Fatdoor.com, a website that mirrors the real world to let users to connect with their neighbours, launched this week with a new spin on social networking.

Instead of anonymous interaction, Fatdoor lets users communicate directly with local neighbours and businesses, says Raj Abhyanker, CEO and co-founder of the company. Abhyanker launched the company with Chandu Thota, who was the lead developer for Microsoft 's Virtual Earth mapping and location tool. Bill Harris, the former CEO of PayPal and Intuit, is an investor and chairman of the company.

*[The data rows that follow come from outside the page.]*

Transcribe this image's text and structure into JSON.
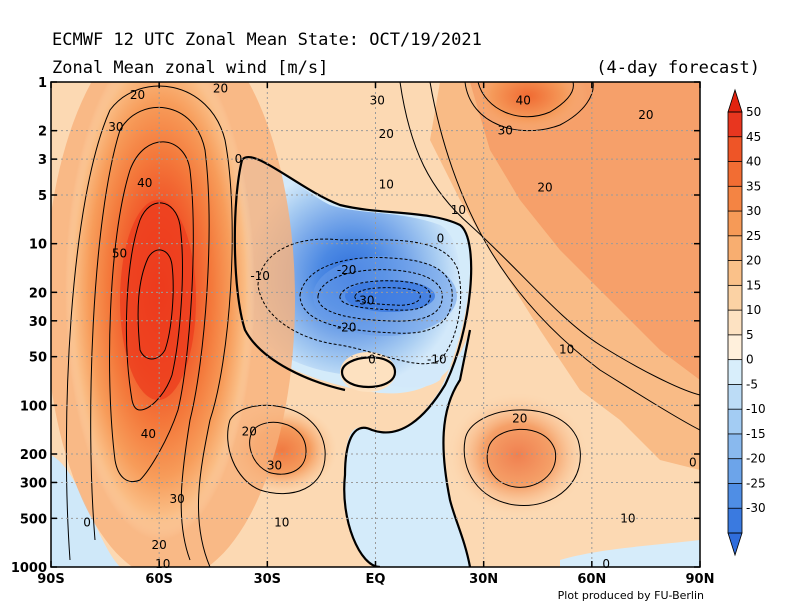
{
  "title": "ECMWF 12 UTC Zonal Mean State: OCT/19/2021",
  "subtitle": "Zonal Mean zonal wind [m/s]",
  "forecast_note": "(4-day forecast)",
  "credit": "Plot produced by FU-Berlin",
  "chart_data": {
    "type": "contour",
    "variable": "Zonal Mean zonal wind",
    "units": "m/s",
    "x_axis": {
      "ticks": [
        -90,
        -60,
        -30,
        0,
        30,
        60,
        90
      ],
      "tick_labels": [
        "90S",
        "60S",
        "30S",
        "EQ",
        "30N",
        "60N",
        "90N"
      ],
      "range": [
        -90,
        90
      ]
    },
    "y_axis": {
      "scale": "log",
      "inverted": true,
      "ticks": [
        1,
        2,
        3,
        5,
        10,
        20,
        30,
        50,
        100,
        200,
        300,
        500,
        1000
      ],
      "tick_labels": [
        "1",
        "2",
        "3",
        "5",
        "10",
        "20",
        "30",
        "50",
        "100",
        "200",
        "300",
        "500",
        "1000"
      ],
      "range": [
        1,
        1000
      ]
    },
    "grid": true,
    "colorbar": {
      "levels": [
        -30,
        -25,
        -20,
        -15,
        -10,
        -5,
        0,
        5,
        10,
        15,
        20,
        25,
        30,
        35,
        40,
        45,
        50
      ],
      "labels": [
        "50",
        "45",
        "40",
        "35",
        "30",
        "25",
        "20",
        "15",
        "10",
        "5",
        "0",
        "-5",
        "-10",
        "-15",
        "-20",
        "-25",
        "-30"
      ],
      "colors": [
        "#e8361f",
        "#ee5527",
        "#f26d33",
        "#f48443",
        "#f69a57",
        "#f8ae70",
        "#fac189",
        "#fbd2a4",
        "#fde2c2",
        "#fff0dc",
        "#d8eefb",
        "#bcdcf6",
        "#a3ccf3",
        "#89b9ee",
        "#6ca4ea",
        "#4f8ee5",
        "#3a7ae0"
      ],
      "colors_order": "top-to-bottom",
      "extends": "both"
    },
    "contour_labels": [
      {
        "value": "20",
        "lon": -66,
        "p": 1.2
      },
      {
        "value": "20",
        "lon": -43,
        "p": 1.1
      },
      {
        "value": "30",
        "lon": 0.5,
        "p": 1.3
      },
      {
        "value": "40",
        "lon": 41,
        "p": 1.3
      },
      {
        "value": "20",
        "lon": 75,
        "p": 1.6
      },
      {
        "value": "30",
        "lon": -72,
        "p": 1.9
      },
      {
        "value": "20",
        "lon": 3,
        "p": 2.1
      },
      {
        "value": "30",
        "lon": 36,
        "p": 2.0
      },
      {
        "value": "0",
        "lon": -38,
        "p": 3.0
      },
      {
        "value": "40",
        "lon": -64,
        "p": 4.2
      },
      {
        "value": "10",
        "lon": 3,
        "p": 4.3
      },
      {
        "value": "20",
        "lon": 47,
        "p": 4.5
      },
      {
        "value": "10",
        "lon": 23,
        "p": 6.2
      },
      {
        "value": "0",
        "lon": 18,
        "p": 9.3
      },
      {
        "value": "50",
        "lon": -71,
        "p": 11.5
      },
      {
        "value": "-10",
        "lon": -32,
        "p": 15.8
      },
      {
        "value": "-20",
        "lon": -8,
        "p": 14.5
      },
      {
        "value": "-30",
        "lon": -3,
        "p": 22.5
      },
      {
        "value": "-20",
        "lon": -8,
        "p": 33
      },
      {
        "value": "10",
        "lon": 53,
        "p": 45
      },
      {
        "value": "-10",
        "lon": 17,
        "p": 52
      },
      {
        "value": "0",
        "lon": -1,
        "p": 52
      },
      {
        "value": "20",
        "lon": 40,
        "p": 121
      },
      {
        "value": "20",
        "lon": -35,
        "p": 145
      },
      {
        "value": "40",
        "lon": -63,
        "p": 150
      },
      {
        "value": "30",
        "lon": -28,
        "p": 235
      },
      {
        "value": "0",
        "lon": 88,
        "p": 225
      },
      {
        "value": "30",
        "lon": -55,
        "p": 380
      },
      {
        "value": "10",
        "lon": 70,
        "p": 500
      },
      {
        "value": "0",
        "lon": -80,
        "p": 530
      },
      {
        "value": "10",
        "lon": -26,
        "p": 530
      },
      {
        "value": "20",
        "lon": -60,
        "p": 730
      },
      {
        "value": "10",
        "lon": -59,
        "p": 960
      },
      {
        "value": "0",
        "lon": 64,
        "p": 960
      }
    ]
  }
}
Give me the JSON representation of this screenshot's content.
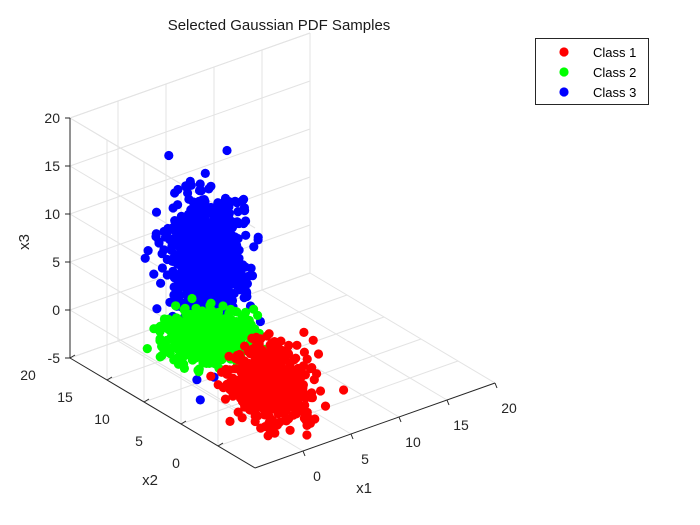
{
  "chart_data": {
    "type": "scatter3d",
    "title": "Selected Gaussian PDF Samples",
    "xlabel": "x1",
    "ylabel": "x2",
    "zlabel": "x3",
    "xlim": [
      -5,
      20
    ],
    "ylim": [
      -5,
      20
    ],
    "zlim": [
      -5,
      20
    ],
    "xticks": [
      0,
      5,
      10,
      15,
      20
    ],
    "yticks": [
      0,
      5,
      10,
      15,
      20
    ],
    "zticks": [
      -5,
      0,
      5,
      10,
      15,
      20
    ],
    "grid": true,
    "legend_position": "top-right",
    "series": [
      {
        "name": "Class 1",
        "color": "#ff0000",
        "mean": [
          2,
          2,
          -2
        ],
        "std": [
          1.6,
          1.6,
          1.6
        ],
        "count": 650
      },
      {
        "name": "Class 2",
        "color": "#00ff00",
        "mean": [
          0,
          8,
          1
        ],
        "std": [
          1.8,
          1.8,
          0.8
        ],
        "count": 600
      },
      {
        "name": "Class 3",
        "color": "#0000ff",
        "mean": [
          0,
          8,
          9
        ],
        "std": [
          1.6,
          1.6,
          3.0
        ],
        "count": 900
      }
    ]
  }
}
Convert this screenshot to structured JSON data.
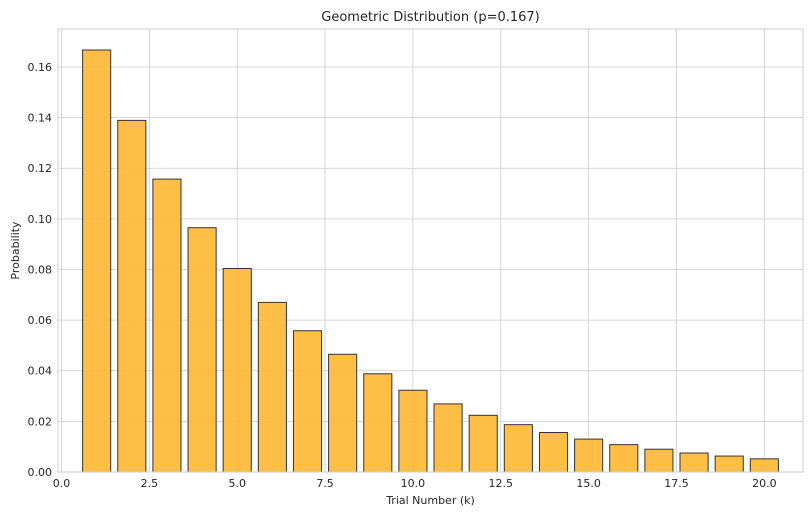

"We're trying to build something on the internet that mirrors the real world," Harris says. "We call it a local community network. It is a social network that is based around the place you live and the ... people you know. It is not an anonymous activity; this is a social network for adults."

Abhyanker says he came up with the idea while running for the city council of Cupertino, Calif., in 2005. After knocking on 3,000 doors as part of his canvassing, he noticed that most people didn't know their neighbours. He said he began thinking about how to use the web to "enhance neighbourhoods, to give the power to the few who are very active to use for the common benefit of all neighbours."

The first release of Fatdoor is open to residents of Silicon Valley, with later releases expanding the site cities and towns throughout the US.

The site was built using Virtual Earth maps, showing specific house and businesses as icons. The icons can be "claimed" by users to hold their online profiles, which can be viewed by others in the neighbourhood looking for specific services, to start a club or for other purposes, Abhyanker says.

As users add content, their neighbours can learn about local events or business deals, he adds. The goal is to foster a group of active users in the neighbourhood who can self-regulate content using the Wikipedia model. Eventually, Abhyanker says, Fatdoor could be used by community activists or civic groups for various projects, such as producing a neighbourhood newspaper, he adds.

Harris says the business model for Fatdoor calls for the site to eventually be supported by national and local advertisers eager to target users in specific locations. The site will first list all businesses in the local Yellow Pages and then allow each of those companies to personalise the listings, he says. Users can then add reviews and comments about the businesses.